Un poco más adelante hay un Jardín de niños, donde los pequeñines entran formaditos y uniformados, con las “loncheras” en la mano, las cantimploras colgándoles del cuello, y cargando unas pequeñas mochilas en sus espaldas. Nunca faltan las lágrimas, tanto de hijas e hijos como de madres y padres. Algunos lloran cuando cruzan el portón de la escuela, otros lo hacen cuando ya se cerró. Todos los días es lo mismo, pero parece que la separación es tan difícil como la primera vez.

            Todos los días tomo el mismo camino y aunque cada vez me propongo tomar uno distinto, no puedo. Quiero hacerlo y de hecho lo hago. A veces cruzo a la acera de enfrente para variar un poco o tomo una calle diferente, pero termino recorriendo lo mismo todos los días. No recuerdo cuándo fue la última vez que tomé unas vacaciones o no salí de la casa. Ni siquiera recuerdo como es ésta por dentro, sólo me veo salir de ella todas las mañanas. No sé qué día es, qué el mes, o qué el año. Siento cómo pasan los días y transcurren las horas, pero tengo la sensación de que no hago más que repetir el mismo día cada vez.

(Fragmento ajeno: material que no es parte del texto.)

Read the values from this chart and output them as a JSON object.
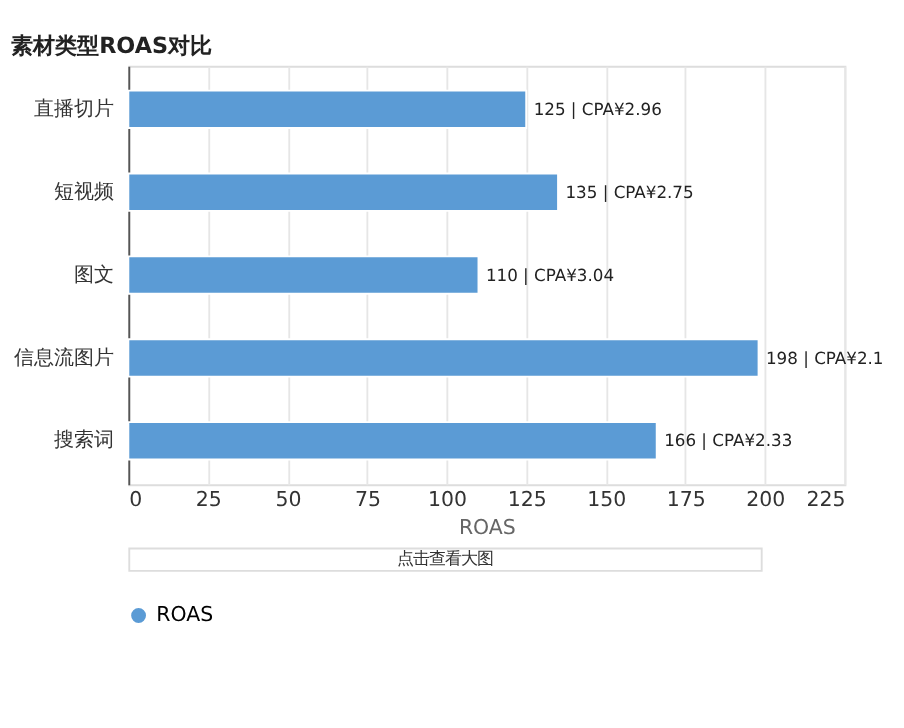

En alguna ocasión intenté llevar un conteo de los días que he estado así, haciendo uso de una vieja libreta que siempre cargo conmigo. La metodología es sencilla; cada día trazaría una pequeña línea en la primera hoja y así. El problema es que recuerdo haber abierto la libreta y trazado una línea el día anterior, pero cada vez que me propongo trazar una más, me topo con la novedad de que la primera hoja siempre está en blanco.

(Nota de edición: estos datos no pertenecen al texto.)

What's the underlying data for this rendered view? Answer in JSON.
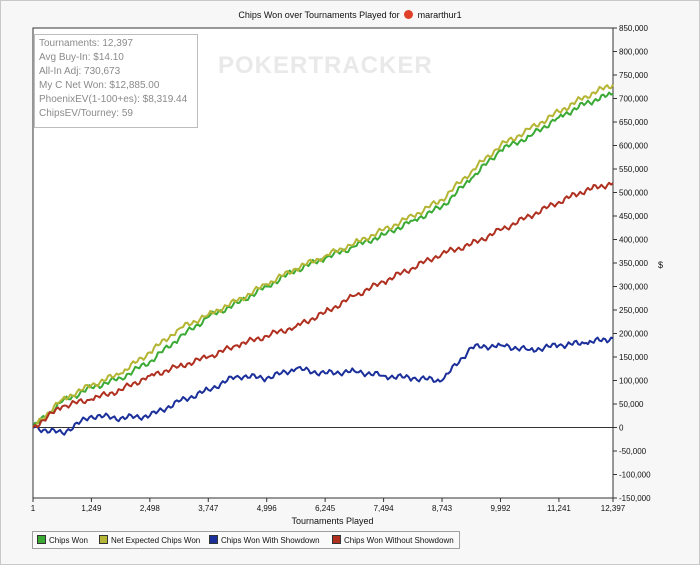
{
  "header": {
    "title_prefix": "Chips Won over Tournaments Played for",
    "player": "mararthur1"
  },
  "watermark": "POKERTRACKER",
  "stats": [
    "Tournaments: 12,397",
    "Avg Buy-In: $14.10",
    "All-In Adj: 730,673",
    "My C Net Won: $12,885.00",
    "PhoenixEV(1-100+es): $8,319.44",
    "ChipsEV/Tourney: 59"
  ],
  "chart_data": {
    "type": "line",
    "title": "Chips Won over Tournaments Played for mararthur1",
    "xlabel": "Tournaments Played",
    "ylabel": "$",
    "xlim": [
      1,
      12397
    ],
    "ylim": [
      -150000,
      850000
    ],
    "x_ticks": [
      1,
      1249,
      2498,
      3747,
      4996,
      6245,
      7494,
      8743,
      9992,
      11241,
      12397
    ],
    "x_tick_labels": [
      "1",
      "1,249",
      "2,498",
      "3,747",
      "4,996",
      "6,245",
      "7,494",
      "8,743",
      "9,992",
      "11,241",
      "12,397"
    ],
    "y_ticks": [
      -150000,
      -100000,
      -50000,
      0,
      50000,
      100000,
      150000,
      200000,
      250000,
      300000,
      350000,
      400000,
      450000,
      500000,
      550000,
      600000,
      650000,
      700000,
      750000,
      800000,
      850000
    ],
    "y_tick_labels": [
      "-150,000",
      "-100,000",
      "-50,000",
      "0",
      "50,000",
      "100,000",
      "150,000",
      "200,000",
      "250,000",
      "300,000",
      "350,000",
      "400,000",
      "450,000",
      "500,000",
      "550,000",
      "600,000",
      "650,000",
      "700,000",
      "750,000",
      "800,000",
      "850,000"
    ],
    "grid": false,
    "legend_position": "bottom",
    "x": [
      1,
      625,
      1249,
      1875,
      2498,
      3120,
      3747,
      4370,
      4996,
      5620,
      6245,
      6870,
      7494,
      8120,
      8743,
      9370,
      9992,
      10620,
      11241,
      11820,
      12397
    ],
    "series": [
      {
        "name": "Chips Won",
        "color": "#3aaa35",
        "values": [
          0,
          55000,
          85000,
          105000,
          140000,
          190000,
          235000,
          265000,
          300000,
          335000,
          360000,
          385000,
          410000,
          440000,
          470000,
          530000,
          590000,
          620000,
          660000,
          690000,
          710000
        ]
      },
      {
        "name": "Net Expected Chips Won",
        "color": "#b5b535",
        "values": [
          0,
          60000,
          90000,
          115000,
          160000,
          210000,
          240000,
          270000,
          305000,
          338000,
          365000,
          392000,
          420000,
          450000,
          485000,
          545000,
          600000,
          635000,
          672000,
          705000,
          730000
        ]
      },
      {
        "name": "Chips Won With Showdown",
        "color": "#1b2f9a",
        "values": [
          0,
          -12000,
          25000,
          20000,
          25000,
          55000,
          80000,
          110000,
          105000,
          125000,
          115000,
          120000,
          110000,
          105000,
          100000,
          170000,
          175000,
          165000,
          175000,
          180000,
          190000
        ]
      },
      {
        "name": "Chips Won Without Showdown",
        "color": "#b03020",
        "values": [
          0,
          45000,
          60000,
          80000,
          110000,
          130000,
          150000,
          175000,
          195000,
          215000,
          245000,
          280000,
          310000,
          340000,
          370000,
          390000,
          420000,
          450000,
          480000,
          505000,
          520000
        ]
      }
    ]
  }
}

            Esta monotonía me hace pensar en la muerte y todos los días me pregunto cómo será no despertar a la mañana siguiente. Creo entender el concepto, pero no recuerdo cuando fue la última vez que supe del deceso de alguien. Me pregunto si la razón por la que creo haber vivido tantas veces este mismo día es porque será el último. O quizás he estado muerto todo este tiempo. No lo sé, pero el caso es que todos los días salgo de la casa, mas no sé a dónde voy. Día tras día sigo un mismo camino aunque no quiera, ni sepa hacia dónde me lleva. Siempre pienso lo mismo e invariablemente me detengo a media calle y espero la muerte.

Todos los días me paro en el mismo lugar y sin falta, algo o alguien distrae al conductor del camión, el tiempo suficiente para que no pueda esquivarme o detenerse. Todos los días la muerte me encuentra y despoja de todo placer y dolor, pero el día siguiente salgo de la casa como si nada hubiera pasado.

No sé si todo esto sea un sueño o una alucinación. No sé si estoy condenado por alguna fuerza superior a revivir una y otra vez el día de mi muerte, o es que con la esperanza de no volver a vivirlo, todos los días busco cómo morir de una vez por todas.

Quizás hoy sea diferente. Es posible que piense lo mismo que siempre, pero hoy no me detenga a la mitad de la calle, o ni siquiera la cruce. Tal vez hoy no me encuentre con la muerte, o me tope con ella en otro lugar, quizás más tarde.

Aunque puede ser que así sean todos los días.

A lo mejor mañana abra la libreta y vea una pequeña línea trazada en la primera hoja… O tal vez no.